Protected by guards armed with shotguns and assault rifles, assisted by K9 sniffer dogs and ring-fenced by barbed wire, it is easy to mistake the 20,000-capacity Philippine Sports Stadium as a top-secret military base in the tranquil town of Bocaue near Manila.
Football fever was meant to descend on the country this past week, with country co-hosting the Asean Football Federation (AFF) Suzuki Cup group stage, but few are aware that South-east Asia's biggest football tournament is in town.
The Philippines national team's opening 0-0 draw against Singapore attracted just 4,000 fans, and the thrilling 2-2 draw against Indonesia had only half that number on the stands.
When Singapore played Thailand on Tuesday afternoon, just 359 fans watched the two four-time winners of the competition in action.
Last night, when the Azkals lost 0-1 to Thailand, the stadium was once again sparse even though the weekend had arrived.
"We don't even have a home-field advantage," lamented Philippines coach Thomas Dooley.
EVERYONE LOVES A WINNER
The venue is too far, traffic is too heavy. But if the team keep winning, fans will move heaven and earth to get there to support.
EREL CABATBAT, Philippes TV5 sports journalist, on spurring interest in football.
"Those guys from Thailand, they've never played in front of such an empty stadium. That could our advantage because we are used to that (small crowds)."
In the basketball- and boxing-mad nation of 105 million people, there are only an estimated 100,000 football fans. Even with tickets as affordable as 100 pesos (S$2.90) for the AFF Cup matches, the terraces still remain largely empty.
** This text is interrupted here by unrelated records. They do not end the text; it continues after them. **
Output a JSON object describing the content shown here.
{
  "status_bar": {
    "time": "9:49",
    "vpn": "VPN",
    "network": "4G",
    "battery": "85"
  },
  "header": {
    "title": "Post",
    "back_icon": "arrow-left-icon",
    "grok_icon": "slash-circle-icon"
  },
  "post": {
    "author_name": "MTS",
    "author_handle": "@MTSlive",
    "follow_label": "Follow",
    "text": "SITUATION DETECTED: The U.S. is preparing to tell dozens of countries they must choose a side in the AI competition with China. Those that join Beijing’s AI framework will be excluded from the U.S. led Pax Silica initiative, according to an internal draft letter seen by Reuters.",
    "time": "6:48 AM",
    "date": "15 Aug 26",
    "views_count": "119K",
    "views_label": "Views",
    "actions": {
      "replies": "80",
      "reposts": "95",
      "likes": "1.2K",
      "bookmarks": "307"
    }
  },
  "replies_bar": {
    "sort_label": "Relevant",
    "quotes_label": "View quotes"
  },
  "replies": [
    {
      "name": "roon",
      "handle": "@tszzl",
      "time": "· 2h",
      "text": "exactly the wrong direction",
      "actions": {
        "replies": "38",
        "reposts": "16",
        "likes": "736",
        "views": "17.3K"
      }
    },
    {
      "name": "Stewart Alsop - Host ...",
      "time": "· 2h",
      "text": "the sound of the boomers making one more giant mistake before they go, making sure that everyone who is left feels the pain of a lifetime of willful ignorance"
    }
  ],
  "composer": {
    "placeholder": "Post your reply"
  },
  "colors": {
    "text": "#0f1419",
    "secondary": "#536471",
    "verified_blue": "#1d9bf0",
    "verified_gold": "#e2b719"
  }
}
To Azkals diehard Xanne Palileo, a 26-year-old administrative officer, the stadium's remote location played a part in the lack of interest. She said: "It is a two-hour drive from Manila to get here and, unless you are a true fan, not many would want to do that."
Philippines TV5 sports journalist Erel Cabatbat, 45, added that while his country is a basketball stronghold, football is popular in provinces like Iloilo, Palawan and Bacolod, where top local club Ceres La Salle are based and regularly play to crowds of 20,000.
Nevertheless, after two draws to exit the tournament, Dooley's men need to win to stir up more interest. Said Cabatbat: "The venue is too far, traffic is too heavy. But if the team keep winning, fans will move heaven and earth to get there to support. The Azkals need to win for the fans to come."
That passion was evident in 2012. Boosted by a generation of talented foreign-born players with roots in the Philippines, the Azkals reached the semi-finals and again in 2014.
For the 2012 semi-final home leg against Singapore, 20,000 fans crammed into the rickety Rizal Memorial Stadium in downtown Manila and cheered their hearts out.
It also helped that many of the stars are photogenic pan-Asians, like Misagh Bahadoran, Mark Hartmann and the Younghusband brothers, James and Phil.
In fact, Phil, now 29, became a headline act in his mother's homeland. His relationship with former girlfriend, model-actress Angel Locsin, made him a fixture in tabloids and showbiz magazines.
But these good-lookers still need to deliver on the pitch. And it does not help that the national team has been deprived of many key players for this tournament.
Inspirational captain Rob Gier had hung up his boots, star goalkeeper Neil Etheridge was not released for this AFF Cup by his English club Walsall, nor was left-back Daisuke Sato, who plays in Romania for Politehnica. Meanwhile, popular striker Angel Guirado has retired from international duty.
Even after encouraging results in the World Cup qualifiers, notching up wins over Bahrain, North Korea and Yemen, the fans continued to stay away.
It is a situation that frustrates Dooley, who captained the United States as a defender in the 1998 World Cup finals.
He said: "It's just sad to see but it is not my business to ask people to come to the stadium. Maybe it should be the organisers or the marketing people who should answer that. I don't think about that any more. I was hoping that we get a sold-out crowd, to give away free tickets but we don't have that."